Gabriela Petrova has had her temporary suspension lifted by the IAAF ©Getty Images

European indoor triple jump silver medallist Gabriela Petrova has had her provisional suspension for a positive test for meldonium lifted by the International Association of Athletics Federations (IAAF).

The Bulgarian failed an out-of-competition test on February 6, having claimed to have begun taking the heart-attack drug, only added to the World Anti-Doping Agency (WADA) prohibited list on January 1, towards the end of last year.

Her manager Venitsa Atanasova claimed her athlete had then stopped taking it as soon as they were given notification in October that it would become a banned substance.
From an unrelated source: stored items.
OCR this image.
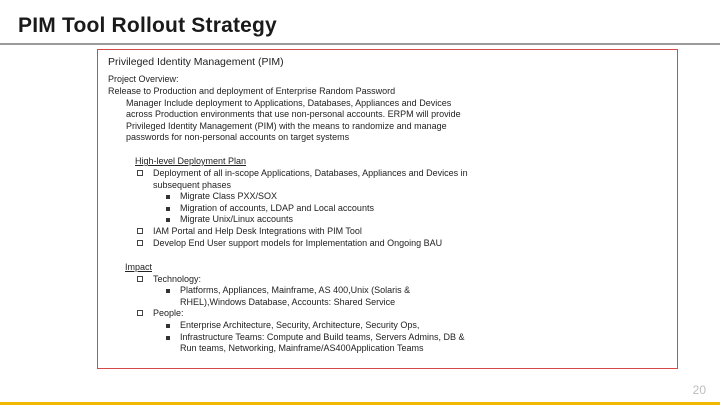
PIM Tool Rollout Strategy
Privileged Identity Management (PIM)
Project Overview:
Release to Production and deployment of Enterprise Random Password
Manager Include deployment to Applications, Databases, Appliances and Devices
across Production environments that use non-personal accounts. ERPM will provide
Privileged Identity Management (PIM) with the means to randomize and manage
passwords for non-personal accounts on target systems
High-level Deployment Plan
Deployment of all in-scope Applications, Databases, Appliances and Devices in
subsequent phases
Migrate Class PXX/SOX
Migration of accounts, LDAP and Local accounts
Migrate Unix/Linux accounts
IAM Portal and Help Desk Integrations with PIM Tool
Develop End User support models for Implementation and Ongoing BAU
Impact
Technology:
Platforms, Appliances, Mainframe, AS 400,Unix (Solaris &
RHEL),Windows Database, Accounts: Shared Service
People:
Enterprise Architecture, Security, Architecture, Security Ops,
Infrastructure Teams: Compute and Build teams, Servers Admins, DB &
Run teams, Networking, Mainframe/AS400Application Teams
20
The 23-year-old, Bulgaria’s Athlete of the Year for 2015, has now had her suspension lifted after WADA were forced to clarify the situation surrounding the drug,

Their statement raised the possibility that athletes facing doping bans for meldonium could avoid punishment if below one microgram of the heart attack drug was detected and their failed test came before March 1.

This led to huge criticism and suggestions they had bungled the process, something which was denied during the SportAccord Convention in Lausanne this week by WADA President Sir Craig Reedie.

“On the basis of Wada’s notice issued on 11 April 2016 with respect to meldonium findings and the specifics of your case, the provisional suspension from international competitions imposed on 31 March is lifted with immediate effect,” the IAAF wrote in a letter to Petrova, according to Reuters.

Bulgaria's Gabriela Petrova will be expected to threaten the podium at Rio 2016 should she avoid punishment ©Getty Images
Bulgaria's Gabriela Petrova will be expected to threaten the podium at Rio 2016 should she avoid punishment ©Getty Images

Petrova the European Under-23 champion in 2013, had previously expressed her hopes of being able to compete at this summer’s Olympic Games in Rio de Janeiro.

Should the Bulgaria avoid punishment, she will expect be in contention for an Olympic medal at Rio 2016 having finished fourth at the IAAF World Championships in Beijing last year and won the silver at the European Indoor Championships in Prague.

The Russian Anti-Doping Agency, which remains non-compliant from the WADA code, announced earlier this week that they have decided not to disqualify seven other athletes who also registered positive tests for meldonium.

These include former world track cycling champion Anastasia Chulkova, as well as wrestlers Sergey Semyonov and Davt Chakvetadze, and track and field athletes Nadezhda Kotlyarova, Gulshat Fazletdinova, Andrey Minzhulin and Olga Vovk.

Olympic short track speed skating champion Semion Elistratov of Russia and team-mate Pavel Kulizhnikov have also reportedly had suspension temporarily lifted by the International Skating Union.

Manufacturers of a leading meldonium brand claimed earlier this week that the uncertainty surrounding how long it stays in the human body mean it should be removed from the banned list next year.

It follows Latvia’s Academy of Sciences Ivars Kalvins claiming WADA could have to take the substance off the list as early as the conclusion of this year’s Olympics as they could face legal action due to their perceived lack of research on the drug.